J'ai un peu de regrets

une analyse de la chanson de Claude Aubry par Isabelle Servant

 
"J'ai un peu de regrets" est sans doute l'une des plus belles chansons de Claude Aubry: difficile, pour analyser, de s'extraire de l'émotion intense que provoque la rencontre entre douceur de voix et déroulement tragique de l'accompagnement, qui dit plus encore que les mots le temps qui passe, la douloureuse et poignante quête. Comme Schubert dans "Gretchen am Spinnrade", où le piano défile son obsession de rouet sous les libres pensées de la jeune fille, ici la guitare-train se balance organiquement entre deux accords, tonique et dominante, mais celle-ci avec une sous-tonique, typiquement modale, d'une tristesse infinie; deux piliers de marbre dans un jardin antique, dont l'un change parfois de couleur (le do mineur devient majeur, un appel), comme si un soleil voilé s'y jetait quelques instants. Le rythme de la guitare entre les couplets est périodiquement brisé, le train bien sûr, mais Claude Aubry aime les ruptures et elles sont toujours signifiantes: dans "la lettre", c'est une cadence rompue qui nous apprend que la belle femme plutôt gaiement décrite jusque-la porte un suaire et une faux; c'est la même cadence qui dans "la mer m'attend là-bas" termine toujours, comme une ponctuation funèbre, une très classique et sereine marche harmonique descendante.

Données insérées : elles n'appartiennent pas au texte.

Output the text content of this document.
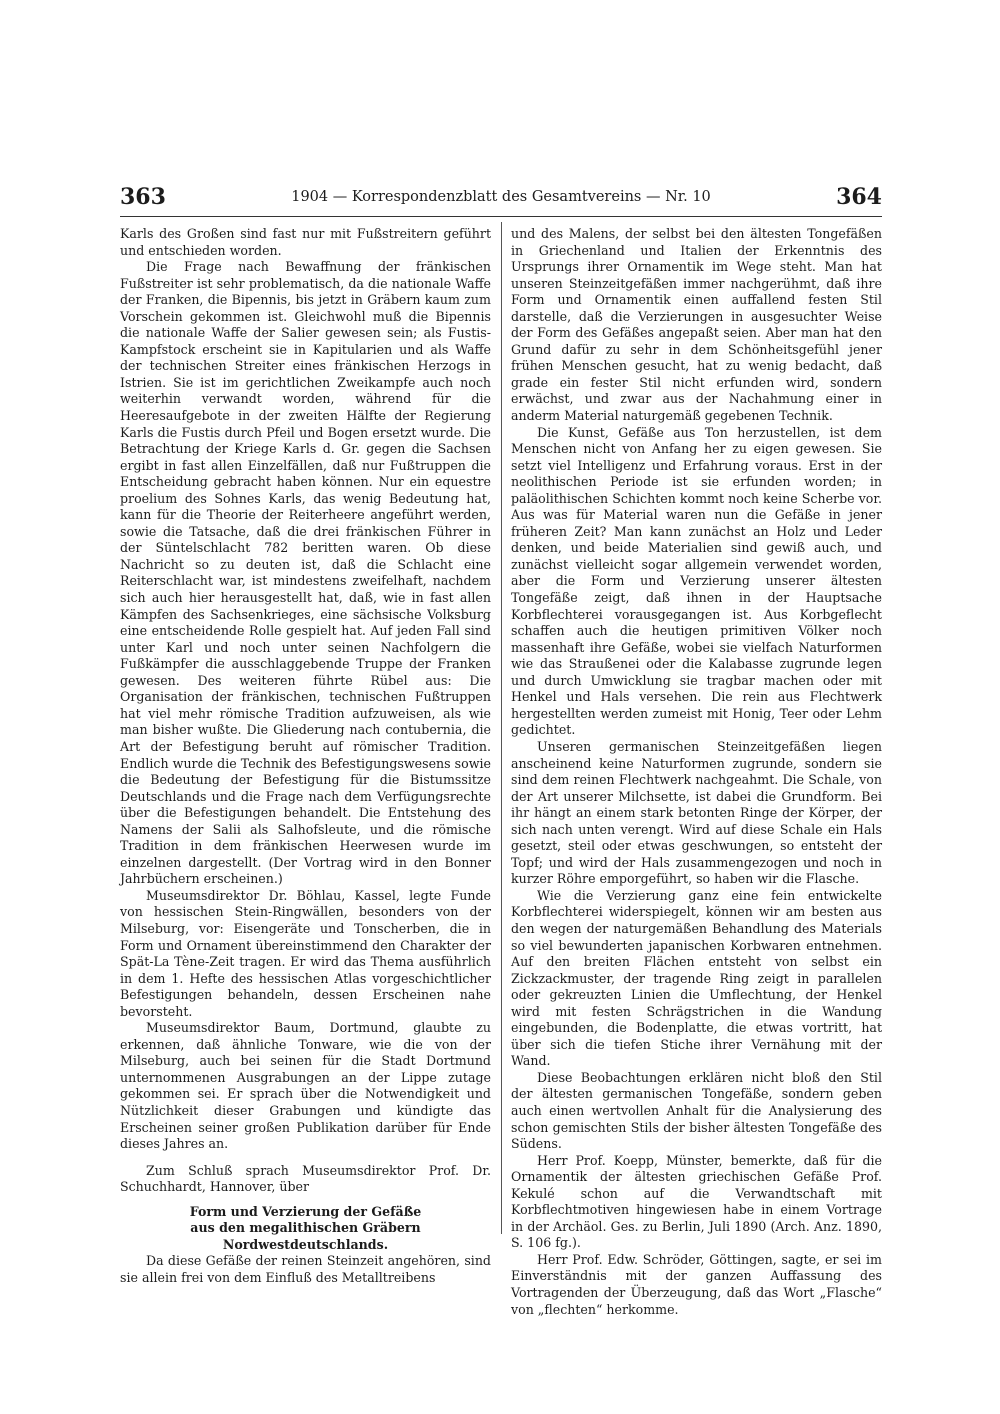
363	1904 — Korrespondenzblatt des Gesamtvereins — Nr. 10	364

Karls des Großen sind fast nur mit Fußstreitern geführt und entschieden worden.

Die Frage nach Bewaffnung der fränkischen Fußstreiter ist sehr problematisch, da die nationale Waffe der Franken, die Bipennis, bis jetzt in Gräbern kaum zum Vorschein gekommen ist. Gleichwohl muß die Bipennis die nationale Waffe der Salier gewesen sein; als Fustis-Kampfstock erscheint sie in Kapitularien und als Waffe der technischen Streiter eines fränkischen Herzogs in Istrien. Sie ist im gerichtlichen Zweikampfe auch noch weiterhin verwandt worden, während für die Heeresaufgebote in der zweiten Hälfte der Regierung Karls die Fustis durch Pfeil und Bogen ersetzt wurde. Die Betrachtung der Kriege Karls d. Gr. gegen die Sachsen ergibt in fast allen Einzelfällen, daß nur Fußtruppen die Entscheidung gebracht haben können. Nur ein equestre proelium des Sohnes Karls, das wenig Bedeutung hat, kann für die Theorie der Reiterheere angeführt werden, sowie die Tatsache, daß die drei fränkischen Führer in der Süntelschlacht 782 beritten waren. Ob diese Nachricht so zu deuten ist, daß die Schlacht eine Reiterschlacht war, ist mindestens zweifelhaft, nachdem sich auch hier herausgestellt hat, daß, wie in fast allen Kämpfen des Sachsenkrieges, eine sächsische Volksburg eine entscheidende Rolle gespielt hat. Auf jeden Fall sind unter Karl und noch unter seinen Nachfolgern die Fußkämpfer die ausschlaggebende Truppe der Franken gewesen. Des weiteren führte Rübel aus: Die Organisation der fränkischen, technischen Fußtruppen hat viel mehr römische Tradition aufzuweisen, als wie man bisher wußte. Die Gliederung nach contubernia, die Art der Befestigung beruht auf römischer Tradition. Endlich wurde die Technik des Befestigungswesens sowie die Bedeutung der Befestigung für die Bistumssitze Deutschlands und die Frage nach dem Verfügungsrechte über die Befestigungen behandelt. Die Entstehung des Namens der Salii als Salhofsleute, und die römische Tradition in dem fränkischen Heerwesen wurde im einzelnen dargestellt. (Der Vortrag wird in den Bonner Jahrbüchern erscheinen.)

Museumsdirektor Dr. Böhlau, Kassel, legte Funde von hessischen Stein-Ringwällen, besonders von der Milseburg, vor: Eisengeräte und Tonscherben, die in Form und Ornament übereinstimmend den Charakter der Spät-La Tène-Zeit tragen. Er wird das Thema ausführlich in dem 1. Hefte des hessischen Atlas vorgeschichtlicher Befestigungen behandeln, dessen Erscheinen nahe bevorsteht.

Museumsdirektor Baum, Dortmund, glaubte zu erkennen, daß ähnliche Tonware, wie die von der Milseburg, auch bei seinen für die Stadt Dortmund unternommenen Ausgrabungen an der Lippe zutage gekommen sei. Er sprach über die Notwendigkeit und Nützlichkeit dieser Grabungen und kündigte das Erscheinen seiner großen Publikation darüber für Ende dieses Jahres an.

Zum Schluß sprach Museumsdirektor Prof. Dr. Schuchhardt, Hannover, über

Form und Verzierung der Gefäße
aus den megalithischen Gräbern Nordwestdeutschlands.

Da diese Gefäße der reinen Steinzeit angehören, sind sie allein frei von dem Einfluß des Metalltreibens

und des Malens, der selbst bei den ältesten Tongefäßen in Griechenland und Italien der Erkenntnis des Ursprungs ihrer Ornamentik im Wege steht. Man hat unseren Steinzeitgefäßen immer nachgerühmt, daß ihre Form und Ornamentik einen auffallend festen Stil darstelle, daß die Verzierungen in ausgesuchter Weise der Form des Gefäßes angepaßt seien. Aber man hat den Grund dafür zu sehr in dem Schönheitsgefühl jener frühen Menschen gesucht, hat zu wenig bedacht, daß grade ein fester Stil nicht erfunden wird, sondern erwächst, und zwar aus der Nachahmung einer in anderm Material naturgemäß gegebenen Technik.

Die Kunst, Gefäße aus Ton herzustellen, ist dem Menschen nicht von Anfang her zu eigen gewesen. Sie setzt viel Intelligenz und Erfahrung voraus. Erst in der neolithischen Periode ist sie erfunden worden; in paläolithischen Schichten kommt noch keine Scherbe vor. Aus was für Material waren nun die Gefäße in jener früheren Zeit? Man kann zunächst an Holz und Leder denken, und beide Materialien sind gewiß auch, und zunächst vielleicht sogar allgemein verwendet worden, aber die Form und Verzierung unserer ältesten Tongefäße zeigt, daß ihnen in der Hauptsache Korbflechterei vorausgegangen ist. Aus Korbgeflecht schaffen auch die heutigen primitiven Völker noch massenhaft ihre Gefäße, wobei sie vielfach Naturformen wie das Straußenei oder die Kalabasse zugrunde legen und durch Umwicklung sie tragbar machen oder mit Henkel und Hals versehen. Die rein aus Flechtwerk hergestellten werden zumeist mit Honig, Teer oder Lehm gedichtet.

Unseren germanischen Steinzeitgefäßen liegen anscheinend keine Naturformen zugrunde, sondern sie sind dem reinen Flechtwerk nachgeahmt. Die Schale, von der Art unserer Milchsette, ist dabei die Grundform. Bei ihr hängt an einem stark betonten Ringe der Körper, der sich nach unten verengt. Wird auf diese Schale ein Hals gesetzt, steil oder etwas geschwungen, so entsteht der Topf; und wird der Hals zusammengezogen und noch in kurzer Röhre emporgeführt, so haben wir die Flasche.

Wie die Verzierung ganz eine fein entwickelte Korbflechterei widerspiegelt, können wir am besten aus den wegen der naturgemäßen Behandlung des Materials so viel bewunderten japanischen Korbwaren entnehmen. Auf den breiten Flächen entsteht von selbst ein Zickzackmuster, der tragende Ring zeigt in parallelen oder gekreuzten Linien die Umflechtung, der Henkel wird mit festen Schrägstrichen in die Wandung eingebunden, die Bodenplatte, die etwas vortritt, hat über sich die tiefen Stiche ihrer Vernähung mit der Wand.

Diese Beobachtungen erklären nicht bloß den Stil der ältesten germanischen Tongefäße, sondern geben auch einen wertvollen Anhalt für die Analysierung des schon gemischten Stils der bisher ältesten Tongefäße des Südens.

Herr Prof. Koepp, Münster, bemerkte, daß für die Ornamentik der ältesten griechischen Gefäße Prof. Kekulé schon auf die Verwandtschaft mit Korbflechtmotiven hingewiesen habe in einem Vortrage in der Archäol. Ges. zu Berlin, Juli 1890 (Arch. Anz. 1890, S. 106 fg.).

Herr Prof. Edw. Schröder, Göttingen, sagte, er sei im Einverständnis mit der ganzen Auffassung des Vortragenden der Überzeugung, daß das Wort „Flasche“ von „flechten“ herkomme.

La mélodie lumineuse jouée par la flûte est une sorte d'énigme d'espoir: enfin nous échappons ici au mineur désespérant, dans une modulation toute de douceur et de perfection. Paradoxalement, cette fin fait ressortir encore la dialectique haletante entre clarté et désespoir, qu'on trouve moins dans les autres chansons, plus noires ou plus résignées, qu'en est-il devenu?